Weiterer Streit mit der Verteidigung ist programmiert

Am Dienstag äußert sich keiner der Angeklagten zu den Vorwürfen. Wohin die Reise gehen könnte, lassen indes die Anträge von Verteidiger Alexander Kienzle erahnen. Er vertritt Masood A. Die Staatsanwaltschaft habe keine tragfähigen Beweise gegen seinen Mandanten, sondern nur „ungesicherte Indizien“. Masood A. werde sich inhaltlich zu den Vorwürfen äußern, sofern die Verteidigung vollständige Akteneinsicht erhalte. Mehrere wichtige Dokumente fehlten noch. Bis alles da sei, müsse die Hauptverhandlung unterbrochen werden.
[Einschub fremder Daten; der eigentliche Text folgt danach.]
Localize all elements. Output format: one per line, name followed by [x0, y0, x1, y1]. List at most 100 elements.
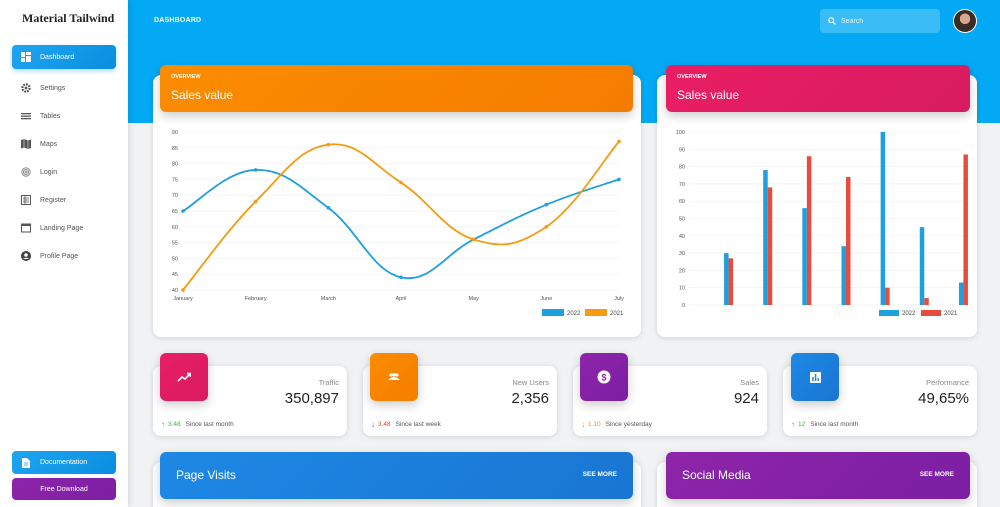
stat-label: Performance [926, 378, 969, 387]
y-tick-label: 65 [172, 209, 178, 215]
y-tick-label: 90 [172, 130, 178, 136]
stat-footer: ↓ 1.10 Since yesterday [581, 420, 652, 429]
account-circle-icon [21, 251, 31, 261]
sidebar-item-register[interactable]: Register [12, 188, 116, 212]
legend-label[interactable]: 2022 [902, 311, 916, 317]
data-point[interactable] [471, 237, 476, 242]
data-point[interactable] [326, 142, 331, 147]
x-tick-label: February [245, 296, 267, 302]
group-icon [370, 353, 418, 401]
bar-2022[interactable] [802, 208, 807, 305]
avatar[interactable] [953, 9, 977, 33]
y-tick-label: 0 [682, 303, 685, 309]
bar-2022[interactable] [919, 227, 925, 305]
free-download-label: Free Download [40, 485, 88, 493]
stat-card-sales: $ Sales 924 ↓ 1.10 Since yesterday [573, 353, 767, 436]
legend-label[interactable]: 2021 [944, 311, 958, 317]
brand-logo[interactable]: Material Tailwind [22, 11, 115, 25]
bar-2022[interactable] [880, 132, 886, 305]
sidebar-item-label: Register [40, 196, 67, 204]
arrow-up-icon: ↑ [791, 420, 795, 429]
sidebar-item-profile-page[interactable]: Profile Page [12, 244, 116, 268]
sidebar-item-settings[interactable]: Settings [12, 76, 116, 100]
search-icon [828, 17, 836, 25]
y-tick-label: 55 [172, 241, 178, 247]
data-point[interactable] [617, 139, 621, 144]
sidebar-item-landing-page[interactable]: Landing Page [12, 216, 116, 240]
data-point[interactable] [326, 206, 331, 210]
card-title: Sales value [171, 88, 234, 102]
sidebar-item-tables[interactable]: Tables [12, 104, 116, 128]
bar-2021[interactable] [728, 258, 734, 305]
bar-2021[interactable] [885, 287, 890, 305]
data-point[interactable] [544, 225, 549, 229]
see-more-button[interactable]: SEE MORE [919, 471, 954, 478]
sidebar: Material Tailwind Dashboard Settings Tab… [0, 0, 128, 507]
data-point[interactable] [399, 275, 403, 280]
overview-label: OVERVIEW [677, 74, 707, 80]
bar-2021[interactable] [767, 187, 773, 305]
y-tick-label: 80 [172, 162, 178, 168]
legend-label[interactable]: 2022 [567, 311, 581, 317]
y-tick-label: 40 [679, 234, 685, 240]
bar-2022[interactable] [763, 170, 768, 305]
data-point[interactable] [181, 209, 185, 213]
free-download-button[interactable]: Free Download [12, 478, 116, 500]
y-tick-label: 60 [172, 225, 178, 231]
data-point[interactable] [181, 288, 185, 292]
bar-2021[interactable] [806, 156, 812, 305]
bar-2021[interactable] [963, 154, 968, 305]
page-title: DASHBOARD [154, 17, 202, 24]
data-point[interactable] [253, 168, 258, 172]
bar-2022[interactable] [958, 282, 964, 305]
y-tick-label: 10 [679, 286, 685, 292]
x-tick-label: January [173, 296, 193, 302]
stat-change: 1.10 [588, 421, 601, 428]
stat-label: Sales [740, 378, 759, 387]
search-input[interactable] [841, 17, 931, 25]
tables-icon [21, 111, 31, 121]
y-tick-label: 50 [679, 217, 685, 223]
documentation-button[interactable]: Documentation [12, 451, 116, 474]
stat-since: Since yesterday [605, 421, 652, 428]
legend-label[interactable]: 2021 [610, 311, 624, 317]
line-chart-card: 40 45 50 55 60 65 70 75 80 85 90 January February Mar… [153, 75, 641, 337]
legend-swatch [879, 310, 899, 316]
y-tick-label: 50 [172, 256, 178, 262]
x-tick-label: July [614, 296, 624, 302]
card-title: Page Visits [176, 468, 236, 482]
data-point[interactable] [544, 202, 549, 207]
bar-2022[interactable] [724, 253, 729, 305]
data-point[interactable] [253, 199, 258, 204]
stat-since: Since last week [395, 421, 441, 428]
legend-swatch [542, 309, 564, 316]
bar-card-header: OVERVIEW Sales value [666, 65, 970, 112]
stat-since: Since last month [185, 421, 234, 428]
sidebar-item-label: Tables [40, 112, 61, 120]
data-point[interactable] [617, 177, 621, 182]
web-icon [21, 223, 31, 233]
data-point[interactable] [399, 180, 403, 185]
bar-chart: 0 10 20 30 40 50 60 70 80 90 100 2022 2021 [676, 130, 968, 317]
bar-2021[interactable] [924, 298, 929, 305]
sidebar-item-login[interactable]: Login [12, 160, 116, 184]
line-chart: 40 45 50 55 60 65 70 75 80 85 90 January February Mar… [172, 130, 624, 317]
bar-2021[interactable] [846, 176, 851, 305]
map-icon [21, 139, 31, 149]
y-tick-label: 30 [679, 251, 685, 257]
sidebar-item-dashboard[interactable]: Dashboard [12, 45, 116, 69]
stat-card-performance: Performance 49,65% ↑ 12 Since last month [783, 353, 977, 436]
y-tick-label: 100 [676, 130, 685, 136]
stat-change: 12 [798, 421, 806, 428]
search-box[interactable] [820, 9, 940, 33]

So sei insbesondere das Auslesen einer 18 Terabyte großen Festplatte der Ermittlungsbehörden nicht möglich, weil eine mehr als 1000 Euro teure Softwarelizenz dafür erforderlich sei. Das Gericht müsse entweder diese Lizenz oder der Verteidigung eine mit kostenloser Software auslesbare Kopie des Datensatzes beschaffen. Im Falle der Lizenz hatte sich das Gericht bereits für nicht zuständig erklärt – weiterer Streit mit der Verteidigung dürfte da nicht lange auf sich warten lassen. Der Prozess geht weiter.